Des images du massacre du match de football d’août 2005 sont parues dans le documentaire « Haïti : la démocratie inachevée » de Walt Bogdanich, auteur pour le New York Times. Elles montrent les policiers bien équipés avec des membres de Lame Ti Machèt officiant comme adjoints de la police, courant vers la foule qui crie.
Sous la pression internationale des groupes de défense des droits humains, la PNH, avec l’aide des troupes srilankaises de la MINUSTAH, ont arrêté et emprisonné quinze membres de la police haïtienne cités dans l’enquête de police officielle comme travaillant pour Lame Ti Machèt. Mais les individus arrêtés ont été libérés sous caution en février 2006. Le 19 octobre 2006, le juge Paul Peres a rendu son jugement final en libérant tous les policiers de toute responsabilité mais il a cité des civils dans le cas qu’il a renvoyé devant la cour criminelle.
Les organisations de défense des droits humains ont condamné le juge Peres qui, en tant que partisan du gouvernement par intérim, a libéré les policiers dont la collaboration avec Lame Ti Machèt était notoirement connue. La chef de la PNH, Mario Andersol, a ensuite critiqué la corruption parmi la police judiciaire ; en réponse à cela, certains d’entre eux se sont mis en grève. Les civils cités à la cour criminelle par le juge Peres sont Marck alias Ti Ink, Tél Kale, Kiki Ainsi Connu, Roland Toussaint, Frantz alias Gérald Gwo Lombrit, Roudy Kernisan alias commandant Roudy (chef de Lame Ti Machèt), Carlos, alias Choupit et Jean-Yves alias Brown.

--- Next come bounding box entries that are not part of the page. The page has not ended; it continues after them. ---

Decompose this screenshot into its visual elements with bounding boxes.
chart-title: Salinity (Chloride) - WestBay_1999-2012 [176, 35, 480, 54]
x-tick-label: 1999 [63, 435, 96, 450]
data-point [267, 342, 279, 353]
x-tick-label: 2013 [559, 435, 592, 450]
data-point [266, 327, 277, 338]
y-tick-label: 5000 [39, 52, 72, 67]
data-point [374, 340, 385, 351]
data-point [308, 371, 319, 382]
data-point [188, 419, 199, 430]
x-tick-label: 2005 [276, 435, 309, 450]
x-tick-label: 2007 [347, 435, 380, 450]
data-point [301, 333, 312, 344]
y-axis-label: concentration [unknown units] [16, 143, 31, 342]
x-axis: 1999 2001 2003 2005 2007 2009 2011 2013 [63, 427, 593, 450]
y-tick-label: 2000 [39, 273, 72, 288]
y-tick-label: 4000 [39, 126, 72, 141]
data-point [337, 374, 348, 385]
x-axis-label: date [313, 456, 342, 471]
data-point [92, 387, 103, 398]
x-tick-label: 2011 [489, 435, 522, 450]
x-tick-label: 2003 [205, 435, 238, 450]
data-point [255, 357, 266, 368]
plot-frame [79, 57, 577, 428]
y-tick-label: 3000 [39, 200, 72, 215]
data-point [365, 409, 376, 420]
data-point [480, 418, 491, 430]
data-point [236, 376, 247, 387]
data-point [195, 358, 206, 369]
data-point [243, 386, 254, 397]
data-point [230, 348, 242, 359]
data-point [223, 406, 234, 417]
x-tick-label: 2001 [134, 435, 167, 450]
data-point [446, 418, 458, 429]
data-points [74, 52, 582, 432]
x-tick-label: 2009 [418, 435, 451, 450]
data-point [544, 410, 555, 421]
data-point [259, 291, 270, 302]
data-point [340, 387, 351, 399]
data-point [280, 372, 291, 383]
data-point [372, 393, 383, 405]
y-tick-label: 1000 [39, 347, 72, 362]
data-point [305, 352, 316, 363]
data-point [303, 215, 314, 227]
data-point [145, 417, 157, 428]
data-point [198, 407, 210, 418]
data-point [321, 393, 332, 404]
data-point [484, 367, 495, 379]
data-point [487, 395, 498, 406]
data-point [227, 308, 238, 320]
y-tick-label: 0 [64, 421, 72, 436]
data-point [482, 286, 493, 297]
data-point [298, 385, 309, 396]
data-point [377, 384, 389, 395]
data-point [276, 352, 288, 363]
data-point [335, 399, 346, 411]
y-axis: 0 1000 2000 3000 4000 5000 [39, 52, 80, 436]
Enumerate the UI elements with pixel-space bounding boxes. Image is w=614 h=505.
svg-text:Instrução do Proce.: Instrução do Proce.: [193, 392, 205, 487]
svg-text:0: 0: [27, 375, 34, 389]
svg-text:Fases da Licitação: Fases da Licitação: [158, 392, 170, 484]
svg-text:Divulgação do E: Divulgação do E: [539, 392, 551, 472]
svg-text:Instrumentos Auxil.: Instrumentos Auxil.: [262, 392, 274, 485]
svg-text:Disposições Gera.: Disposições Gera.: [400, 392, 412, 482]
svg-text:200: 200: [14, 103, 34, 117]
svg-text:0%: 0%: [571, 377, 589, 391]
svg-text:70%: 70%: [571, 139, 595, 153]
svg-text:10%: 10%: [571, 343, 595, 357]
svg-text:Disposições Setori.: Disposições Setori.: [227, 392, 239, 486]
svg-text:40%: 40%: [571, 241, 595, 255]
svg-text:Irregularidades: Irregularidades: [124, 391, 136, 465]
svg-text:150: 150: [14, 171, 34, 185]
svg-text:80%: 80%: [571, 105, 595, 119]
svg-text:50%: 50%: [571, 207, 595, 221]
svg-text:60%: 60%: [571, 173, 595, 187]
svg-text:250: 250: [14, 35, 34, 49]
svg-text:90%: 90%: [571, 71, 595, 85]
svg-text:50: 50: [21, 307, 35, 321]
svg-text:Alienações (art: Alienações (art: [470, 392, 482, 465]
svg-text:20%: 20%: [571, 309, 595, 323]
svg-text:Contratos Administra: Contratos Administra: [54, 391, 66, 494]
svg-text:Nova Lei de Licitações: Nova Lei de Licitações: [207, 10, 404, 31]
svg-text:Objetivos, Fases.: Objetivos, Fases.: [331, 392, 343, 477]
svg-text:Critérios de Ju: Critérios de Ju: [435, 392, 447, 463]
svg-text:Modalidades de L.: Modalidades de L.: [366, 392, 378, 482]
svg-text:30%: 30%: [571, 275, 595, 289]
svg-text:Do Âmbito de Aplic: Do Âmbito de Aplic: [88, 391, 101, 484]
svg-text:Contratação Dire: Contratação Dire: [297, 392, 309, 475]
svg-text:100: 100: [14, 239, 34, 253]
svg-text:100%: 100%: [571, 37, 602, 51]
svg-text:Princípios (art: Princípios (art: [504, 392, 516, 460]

Guyler Delva, de l’Association des Journalistes Haïtiens (AJH), a dénoncé l’assassinat de Badio dans plusieurs médias haïtiens. Amnesty International a également sorti un communiqué de presse pour dénoncer l’assassinat de Badio. L’Associated Press rapporte que Fred Blaise, porte-parole de la police de l’ONU, a expliqué que des membres de gang étaient suspectés dans la fusillade mais qu’aucune arrestation n’avait été effectuée. Suite au récent meurtre de Badio, le Premier ministre haïtien, Jacques Edouard Alexis, a autorisé les soldats de la MINUSTAH à accroître leurs patrouilles à Martissant.
Des milliers de personnes ont été tuées à Haïti depuis le renversement anticonstitutionnel du gouvernement élu en février 2004. Une étude scientifique effectuée auprès d’un échantillonnage spatial aléatoire et publiée dans le journal médical britannique, The Lancet, a révélé qu’entre début 2004 et mi-2006, 4000 personnes ont été tuées par les forces du gouvernement par intérim et ses partisans armés dans la zone du grand Port-au-Prince. La seconde moitié de l’étude présentée ce mois-ci par ses auteurs, montre que la grande majorité de ceux qui étaient visés sont partisans de Lavalas et Lespwa.